Postauditing and Cost Estimation Applications: An Illustration of MCMC Simulation for Bayesian Regression Analysis
Published in The Engineering Economist, 2019
There are numerous kinds of software, both open source and proprietary, that can be used to implement Bayesian analysis using MCMC simulation. Popular open source MCMC software include WinBUGS, OpenBUGS, JAGS, BRugs, R2WinBUGS, R-based MCMC, Python-based MCMC (PyMC), Stan, and RStan among others.
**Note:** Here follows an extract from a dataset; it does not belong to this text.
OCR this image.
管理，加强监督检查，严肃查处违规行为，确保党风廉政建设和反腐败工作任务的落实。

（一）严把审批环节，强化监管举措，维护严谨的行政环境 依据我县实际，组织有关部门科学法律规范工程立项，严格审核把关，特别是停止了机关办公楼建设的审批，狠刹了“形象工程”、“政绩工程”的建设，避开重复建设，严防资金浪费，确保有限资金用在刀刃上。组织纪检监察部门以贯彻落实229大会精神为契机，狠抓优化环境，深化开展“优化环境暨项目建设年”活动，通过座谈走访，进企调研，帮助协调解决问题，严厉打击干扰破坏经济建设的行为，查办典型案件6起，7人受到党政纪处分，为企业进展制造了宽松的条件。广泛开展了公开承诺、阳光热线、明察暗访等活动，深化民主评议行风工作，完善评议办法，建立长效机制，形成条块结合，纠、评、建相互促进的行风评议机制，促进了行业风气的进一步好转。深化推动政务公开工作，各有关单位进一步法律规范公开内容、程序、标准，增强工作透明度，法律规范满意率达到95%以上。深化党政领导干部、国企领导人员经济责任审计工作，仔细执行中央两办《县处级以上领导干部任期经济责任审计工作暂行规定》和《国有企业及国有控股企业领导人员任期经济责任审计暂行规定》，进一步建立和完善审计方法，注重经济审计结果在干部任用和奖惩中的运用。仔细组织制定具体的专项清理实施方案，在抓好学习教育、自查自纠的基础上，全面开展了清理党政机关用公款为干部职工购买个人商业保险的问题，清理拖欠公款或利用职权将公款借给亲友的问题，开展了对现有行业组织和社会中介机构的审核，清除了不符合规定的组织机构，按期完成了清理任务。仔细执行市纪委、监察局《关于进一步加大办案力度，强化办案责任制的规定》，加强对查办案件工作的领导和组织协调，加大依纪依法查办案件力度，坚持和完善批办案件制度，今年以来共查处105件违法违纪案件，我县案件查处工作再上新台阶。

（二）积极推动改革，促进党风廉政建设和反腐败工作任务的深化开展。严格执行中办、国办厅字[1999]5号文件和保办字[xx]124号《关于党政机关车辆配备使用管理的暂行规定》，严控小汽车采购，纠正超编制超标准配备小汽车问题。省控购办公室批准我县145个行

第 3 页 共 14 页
Proprietary software include Stata (14) Bayesian Analysis and SAS/STAT(R) 9.2. The popular WinBUGS software is an interactive Windows program for Bayesian analysis of complex statistical models. It uses BUGS (Bayesian inference Using Gibbs Sampling), and samples are drawn from their conditional (posterior) distribution instead of the marginal posterior distributions (Stata Bayesian Analysis Reference Manual 2015). Standard MCMC software such as WinBUGS uses the Gibbs sampling algorithm, the MH algorithm, or a hybrid of both. In addition, the reversible-jump MCMC algorithm is gaining acceptance. In order to overcome the inefficiencies in Gibbs sampling and MH algorithms, ideas from physics have been used develop the newer and more robust HMC algorithm, which can be used independently (continuous parameters) or combined with Gibbs sampling and the MH algorithm for discrete parameters (Gelman et al. 2014). The HMC algorithm is implemented in the open source project Stan (Sampling through adoptive neighborhoods).